Zusammenfassung
Hintergrund Die zervikale Radikulopathie (ZR) ist ein relativ häufiges Krankheitsbild, welches in sehr vielen Bereichen der Medizin vorkommt und einen interdisziplinären Behandlungsansatz erfordert. Obwohl das Leitsymptom der Schmerz ist, weist die ZR einige Besonderheiten auf, denen die Deutsche Gesellschaft für Neurologie in einer eigenen Leitlinie Rechnung trägt. Das wesentliche Ziel dieser Leitlinie war es, den aktuellen Wissensstand zur Therapie der ZR zu vermitteln. Die vorliegende Leitlinie bezieht sich ausschließlich auf die degenerativ bedingten ZR.
Methodik Der Leitlinie liegt eine Recherche von Leitliniendatenbanken und Medline zugrunde. Unter der Moderation durch die Arbeitsgemeinschaft der Wissenschaftlichen Medizinischen Fachgesellschaften (AWMF) erfolgte die Konsensfindung mittels eines nominalen Gruppenprozesses und des Delphi-Verfahrens. Aufgrund des interdisziplinären Behandlungsansatzes wurde das Leitliniengremium aus Experten verschiedener ärztlicher (Neurologie, Orthopädie, Unfallchirurgie, Neurochirurgie, Schmerztherapie, Physikalische und Rehabilitative Medizin und Manuelle Medizin) und therapeutischer Fachdisziplinen (Ergotherapie, Physiotherapie) und unter Beteiligung der Schmerz-Selbsthilfe (Deutsche Schmerzliga) gebildet.

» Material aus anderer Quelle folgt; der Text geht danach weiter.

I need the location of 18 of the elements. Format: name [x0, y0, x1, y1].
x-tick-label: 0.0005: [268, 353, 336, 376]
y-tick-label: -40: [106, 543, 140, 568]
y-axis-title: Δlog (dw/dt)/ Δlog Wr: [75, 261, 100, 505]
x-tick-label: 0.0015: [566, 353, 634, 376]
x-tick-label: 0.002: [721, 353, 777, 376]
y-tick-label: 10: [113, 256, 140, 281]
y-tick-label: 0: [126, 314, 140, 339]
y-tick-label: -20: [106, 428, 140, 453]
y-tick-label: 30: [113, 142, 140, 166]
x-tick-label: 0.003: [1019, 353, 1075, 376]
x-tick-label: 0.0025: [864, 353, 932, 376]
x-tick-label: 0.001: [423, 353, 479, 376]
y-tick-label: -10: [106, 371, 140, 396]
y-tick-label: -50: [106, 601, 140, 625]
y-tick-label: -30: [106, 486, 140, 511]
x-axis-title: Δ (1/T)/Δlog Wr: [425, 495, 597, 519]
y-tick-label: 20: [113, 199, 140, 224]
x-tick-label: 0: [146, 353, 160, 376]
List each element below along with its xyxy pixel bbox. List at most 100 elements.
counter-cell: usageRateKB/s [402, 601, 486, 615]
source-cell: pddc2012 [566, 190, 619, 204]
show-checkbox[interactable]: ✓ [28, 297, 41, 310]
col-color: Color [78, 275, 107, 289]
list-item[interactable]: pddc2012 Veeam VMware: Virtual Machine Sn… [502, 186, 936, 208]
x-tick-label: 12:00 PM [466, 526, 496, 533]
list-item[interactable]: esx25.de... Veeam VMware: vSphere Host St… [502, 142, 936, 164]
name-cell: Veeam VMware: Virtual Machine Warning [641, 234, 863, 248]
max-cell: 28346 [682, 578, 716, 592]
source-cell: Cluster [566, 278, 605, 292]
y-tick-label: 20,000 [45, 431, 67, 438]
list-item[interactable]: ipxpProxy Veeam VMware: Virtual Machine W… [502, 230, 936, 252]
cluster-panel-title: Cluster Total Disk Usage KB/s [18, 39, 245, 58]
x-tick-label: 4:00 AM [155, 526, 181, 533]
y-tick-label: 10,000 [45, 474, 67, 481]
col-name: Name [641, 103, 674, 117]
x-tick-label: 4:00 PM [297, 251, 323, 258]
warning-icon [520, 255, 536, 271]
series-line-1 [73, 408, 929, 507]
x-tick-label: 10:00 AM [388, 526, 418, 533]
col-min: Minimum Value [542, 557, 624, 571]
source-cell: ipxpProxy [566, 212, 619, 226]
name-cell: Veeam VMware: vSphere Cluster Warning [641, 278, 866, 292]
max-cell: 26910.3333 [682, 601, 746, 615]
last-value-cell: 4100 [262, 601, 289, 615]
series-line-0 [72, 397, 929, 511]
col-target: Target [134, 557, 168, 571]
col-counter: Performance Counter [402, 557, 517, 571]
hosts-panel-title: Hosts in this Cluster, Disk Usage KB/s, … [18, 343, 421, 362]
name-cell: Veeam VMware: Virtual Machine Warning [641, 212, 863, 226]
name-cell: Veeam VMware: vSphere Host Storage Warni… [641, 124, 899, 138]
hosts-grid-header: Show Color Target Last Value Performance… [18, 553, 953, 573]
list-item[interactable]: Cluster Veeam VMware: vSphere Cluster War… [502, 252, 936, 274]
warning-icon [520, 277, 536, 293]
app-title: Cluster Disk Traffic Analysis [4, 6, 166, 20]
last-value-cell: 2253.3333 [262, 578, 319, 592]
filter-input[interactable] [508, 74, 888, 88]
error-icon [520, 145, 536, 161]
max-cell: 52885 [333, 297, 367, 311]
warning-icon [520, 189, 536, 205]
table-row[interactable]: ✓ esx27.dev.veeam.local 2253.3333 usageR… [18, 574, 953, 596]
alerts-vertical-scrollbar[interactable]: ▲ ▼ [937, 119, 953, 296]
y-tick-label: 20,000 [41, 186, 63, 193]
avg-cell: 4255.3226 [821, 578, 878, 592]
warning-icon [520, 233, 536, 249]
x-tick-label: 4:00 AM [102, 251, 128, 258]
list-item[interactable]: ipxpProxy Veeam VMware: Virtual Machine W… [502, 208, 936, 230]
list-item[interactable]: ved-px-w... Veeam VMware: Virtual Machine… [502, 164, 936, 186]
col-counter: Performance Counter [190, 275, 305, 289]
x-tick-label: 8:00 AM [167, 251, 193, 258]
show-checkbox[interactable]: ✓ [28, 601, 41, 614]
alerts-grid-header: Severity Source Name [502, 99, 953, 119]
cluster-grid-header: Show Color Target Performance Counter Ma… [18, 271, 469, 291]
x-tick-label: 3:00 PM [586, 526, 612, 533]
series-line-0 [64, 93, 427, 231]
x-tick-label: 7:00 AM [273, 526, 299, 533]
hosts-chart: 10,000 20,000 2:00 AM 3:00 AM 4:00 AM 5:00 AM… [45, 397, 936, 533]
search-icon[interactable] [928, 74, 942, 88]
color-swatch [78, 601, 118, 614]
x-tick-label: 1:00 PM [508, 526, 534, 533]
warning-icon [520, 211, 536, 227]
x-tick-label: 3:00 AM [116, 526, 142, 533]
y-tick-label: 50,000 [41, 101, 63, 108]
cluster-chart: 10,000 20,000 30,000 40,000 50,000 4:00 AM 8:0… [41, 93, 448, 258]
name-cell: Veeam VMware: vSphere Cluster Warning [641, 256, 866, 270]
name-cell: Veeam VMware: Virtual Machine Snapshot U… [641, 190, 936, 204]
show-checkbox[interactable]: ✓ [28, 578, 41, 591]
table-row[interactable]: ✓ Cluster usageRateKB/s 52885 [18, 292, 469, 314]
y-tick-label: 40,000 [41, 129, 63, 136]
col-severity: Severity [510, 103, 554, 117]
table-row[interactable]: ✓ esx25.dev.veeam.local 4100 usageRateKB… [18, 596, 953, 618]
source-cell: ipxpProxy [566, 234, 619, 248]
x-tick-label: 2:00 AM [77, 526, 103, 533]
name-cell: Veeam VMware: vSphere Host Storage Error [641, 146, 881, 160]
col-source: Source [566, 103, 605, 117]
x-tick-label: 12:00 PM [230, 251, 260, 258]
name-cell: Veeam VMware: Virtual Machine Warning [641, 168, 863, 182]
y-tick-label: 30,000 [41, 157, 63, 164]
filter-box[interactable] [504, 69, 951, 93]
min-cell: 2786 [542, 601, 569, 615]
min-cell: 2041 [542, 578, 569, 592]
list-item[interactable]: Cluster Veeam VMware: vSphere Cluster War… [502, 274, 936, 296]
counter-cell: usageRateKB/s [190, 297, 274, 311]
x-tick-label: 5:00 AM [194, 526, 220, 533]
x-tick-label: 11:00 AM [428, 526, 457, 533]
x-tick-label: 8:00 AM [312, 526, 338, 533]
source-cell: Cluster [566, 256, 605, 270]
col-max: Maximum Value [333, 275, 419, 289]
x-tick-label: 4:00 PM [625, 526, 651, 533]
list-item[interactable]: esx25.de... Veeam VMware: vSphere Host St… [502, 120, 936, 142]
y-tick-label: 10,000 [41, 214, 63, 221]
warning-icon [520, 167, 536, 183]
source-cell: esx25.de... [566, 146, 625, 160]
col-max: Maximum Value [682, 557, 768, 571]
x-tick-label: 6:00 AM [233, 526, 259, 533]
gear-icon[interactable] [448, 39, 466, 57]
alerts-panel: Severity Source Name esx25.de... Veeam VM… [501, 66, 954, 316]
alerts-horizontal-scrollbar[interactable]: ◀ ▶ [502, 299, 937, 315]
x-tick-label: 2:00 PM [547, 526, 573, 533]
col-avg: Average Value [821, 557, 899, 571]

Ergebnisse Hinsichtlich der Evidenzbewertung der Literatur ist festzustellen, dass die Datenlage zur Frage des optimalen Vorgehens bei ZR sehr heterogen ist. Die Anwendung von Physiotherapie in Kombination von manueller Therapie und Bewegungsübungen sowie bestimmte operative Verfahren bei ZR sind dagegen evidenzbasiert. Starker Konsens besteht bei den beteiligten Fachgesellschaften, dass das primäre Vorgehen in aller Regel konservativ ist. Hier werden Physiotherapie in Kombination von manueller Therapie, Ergotherapie zur Stärkung der Alltagskompetenz, frühzeitige Schmerztherapie, kurzzeitige intermittierende Ruhigstellung durch das Tragen einer Halskrause und eine periradikuläre Infiltrationstherapie empfohlen. Eine Operation sollte bei therapierefraktärem Schmerzsyndrom nach Ausschöpfung der konservativen Maßnahmen spätestens 6 Monate nach Symptombeginn dem Patienten empfohlen werden. Bei lateralen und intraforaminalen Bandscheibenvorfällen können als Operationsverfahren eine ACDF („anterior cervical discectomy with fusion“) oder eine PCF („posterior cervical foraminotomy“) durchgeführt werden. Das bevorzugte Verfahren ist hier im Einzelfall zu wählen. Bei medianen und paramedianen Bandscheibenvorfällen soll der ventrale Zugang gewählt werden.
Schlussfolgerung Die Diagnose einer ZR beruht auf der Anamnese und der neurologischen Untersuchung und soll durch eine bildgebende Methode bestätigt werden. Bei Fehlen behindernder Ausfälle soll das Vorgehen primär konservativ und bei rasch progredienten Paresen primär operativ sein. Bei Einhalten der in der Leitlinie aufgeführten Empfehlungen haben die Schmerzen bei ZR eine günstige Prognose.